Provider logic is in `backend/sortarr/releases.py`; add new RSS/JSON adapters there and configure in TOML.
## Verification Commands
Common checks:
```bash
python -m compileall backend/sortarr
node --check web/src/app.js
docker compose config
docker compose up -d --build
docker exec sortarr-backend python -m sortarr.healthcheck
docker exec sortarr-backend ffmpeg -version
```
Endpoint checks from inside backend:
```bash
docker exec sortarr-backend python -c "from urllib.request import urlopen; print(urlopen('http://127.0.0.1:8099/api/health').status)"
docker exec sortarr-backend python -c "from urllib.request import urlopen; import json; print(json.load(urlopen('http://127.0.0.1:8099/api/tools/transcoder'))['transcoder']['ffmpeg_available'])"
```
## Current Caveats / Next Good Tasks
- Settings are runtime/persisted in JSON state but not written back into `config/app.toml`.
- Transcoding runs synchronously; future improvement should add a job queue with progress/cancel/history.

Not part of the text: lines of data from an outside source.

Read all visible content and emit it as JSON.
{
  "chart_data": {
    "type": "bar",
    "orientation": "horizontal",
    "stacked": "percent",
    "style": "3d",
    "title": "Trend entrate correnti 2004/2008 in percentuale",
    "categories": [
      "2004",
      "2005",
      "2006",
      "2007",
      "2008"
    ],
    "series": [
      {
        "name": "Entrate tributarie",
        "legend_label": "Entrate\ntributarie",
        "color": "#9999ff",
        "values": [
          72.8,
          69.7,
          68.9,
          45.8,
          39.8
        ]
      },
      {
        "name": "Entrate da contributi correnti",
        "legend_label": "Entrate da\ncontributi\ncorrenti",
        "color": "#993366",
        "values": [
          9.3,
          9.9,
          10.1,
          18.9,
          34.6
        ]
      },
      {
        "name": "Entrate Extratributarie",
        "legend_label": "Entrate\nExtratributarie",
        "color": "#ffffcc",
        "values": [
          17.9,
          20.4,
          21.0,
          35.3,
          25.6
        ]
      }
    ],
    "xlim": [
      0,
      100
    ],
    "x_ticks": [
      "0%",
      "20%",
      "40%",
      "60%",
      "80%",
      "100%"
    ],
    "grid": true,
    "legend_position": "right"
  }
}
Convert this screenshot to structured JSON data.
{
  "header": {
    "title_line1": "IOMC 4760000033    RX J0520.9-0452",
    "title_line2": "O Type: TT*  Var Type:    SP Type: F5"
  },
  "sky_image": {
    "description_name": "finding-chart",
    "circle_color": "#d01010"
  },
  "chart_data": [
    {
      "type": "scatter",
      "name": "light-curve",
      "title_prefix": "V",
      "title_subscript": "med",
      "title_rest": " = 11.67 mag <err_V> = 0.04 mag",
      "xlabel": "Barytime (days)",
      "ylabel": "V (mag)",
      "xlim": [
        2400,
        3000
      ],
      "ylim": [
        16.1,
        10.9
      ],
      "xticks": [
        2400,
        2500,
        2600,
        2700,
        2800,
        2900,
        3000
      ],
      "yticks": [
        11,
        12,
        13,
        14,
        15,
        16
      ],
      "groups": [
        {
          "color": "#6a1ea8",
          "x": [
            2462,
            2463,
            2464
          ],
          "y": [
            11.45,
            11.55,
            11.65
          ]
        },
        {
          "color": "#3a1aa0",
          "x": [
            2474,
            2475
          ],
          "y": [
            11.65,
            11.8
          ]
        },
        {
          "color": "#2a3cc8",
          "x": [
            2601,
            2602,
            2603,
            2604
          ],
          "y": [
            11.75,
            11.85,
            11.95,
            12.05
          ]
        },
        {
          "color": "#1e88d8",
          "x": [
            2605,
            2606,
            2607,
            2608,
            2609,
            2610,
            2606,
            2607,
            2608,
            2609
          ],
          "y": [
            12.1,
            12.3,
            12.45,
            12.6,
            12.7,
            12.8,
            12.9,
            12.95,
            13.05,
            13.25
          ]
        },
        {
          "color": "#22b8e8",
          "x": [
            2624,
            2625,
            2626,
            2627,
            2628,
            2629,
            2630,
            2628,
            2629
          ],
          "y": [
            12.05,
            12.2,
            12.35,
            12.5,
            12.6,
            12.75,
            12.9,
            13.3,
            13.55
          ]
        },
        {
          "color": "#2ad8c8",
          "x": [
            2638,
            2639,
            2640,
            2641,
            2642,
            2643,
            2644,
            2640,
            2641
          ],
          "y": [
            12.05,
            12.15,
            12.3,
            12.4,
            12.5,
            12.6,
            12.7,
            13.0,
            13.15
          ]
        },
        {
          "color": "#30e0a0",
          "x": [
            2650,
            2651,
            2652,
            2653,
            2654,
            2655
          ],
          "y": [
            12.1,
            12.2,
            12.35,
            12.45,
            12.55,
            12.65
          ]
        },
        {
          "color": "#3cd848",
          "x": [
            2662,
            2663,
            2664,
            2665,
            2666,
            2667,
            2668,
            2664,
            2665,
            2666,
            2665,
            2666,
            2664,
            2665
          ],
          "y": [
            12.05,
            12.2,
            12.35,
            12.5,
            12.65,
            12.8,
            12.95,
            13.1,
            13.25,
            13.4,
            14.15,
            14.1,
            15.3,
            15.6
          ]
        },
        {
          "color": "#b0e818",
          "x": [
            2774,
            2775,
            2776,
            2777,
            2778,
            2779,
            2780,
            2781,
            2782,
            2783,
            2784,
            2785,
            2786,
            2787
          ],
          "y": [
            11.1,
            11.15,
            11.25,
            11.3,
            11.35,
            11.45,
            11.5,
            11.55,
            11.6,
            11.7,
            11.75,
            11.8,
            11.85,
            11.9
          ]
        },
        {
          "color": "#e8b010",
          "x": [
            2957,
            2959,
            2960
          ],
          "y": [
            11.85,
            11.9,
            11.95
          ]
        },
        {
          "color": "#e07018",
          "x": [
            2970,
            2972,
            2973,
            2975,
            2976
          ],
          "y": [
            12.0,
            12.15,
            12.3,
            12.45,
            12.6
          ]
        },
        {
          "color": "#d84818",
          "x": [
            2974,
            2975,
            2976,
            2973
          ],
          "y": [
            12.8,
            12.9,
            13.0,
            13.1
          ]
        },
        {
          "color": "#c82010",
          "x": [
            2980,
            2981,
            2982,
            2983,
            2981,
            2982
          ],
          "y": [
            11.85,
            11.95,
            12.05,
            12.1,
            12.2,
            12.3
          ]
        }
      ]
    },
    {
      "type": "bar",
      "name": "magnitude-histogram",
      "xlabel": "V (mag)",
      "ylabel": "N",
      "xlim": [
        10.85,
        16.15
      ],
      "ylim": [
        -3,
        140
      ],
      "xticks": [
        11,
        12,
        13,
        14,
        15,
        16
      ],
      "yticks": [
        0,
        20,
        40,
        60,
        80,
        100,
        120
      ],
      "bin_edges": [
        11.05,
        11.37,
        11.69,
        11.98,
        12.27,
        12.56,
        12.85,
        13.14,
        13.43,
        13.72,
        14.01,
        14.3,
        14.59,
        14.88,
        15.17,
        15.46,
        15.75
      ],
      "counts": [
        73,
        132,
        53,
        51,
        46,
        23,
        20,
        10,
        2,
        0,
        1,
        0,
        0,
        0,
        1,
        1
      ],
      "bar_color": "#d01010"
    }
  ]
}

- Duplicate finder reports duplicate title groups from the cached library index.
- Subtitle audit only becomes exact after a fresh manual library scan because it relies on cached `has_subtitles`.
- Library scan only checks direct child folders named `Movies`, `TV`, or `TV Shows` under each media drive.
- Backend is stdlib HTTP server; fine for self-hosting behind LAN/reverse proxy, but add auth before exposing publicly.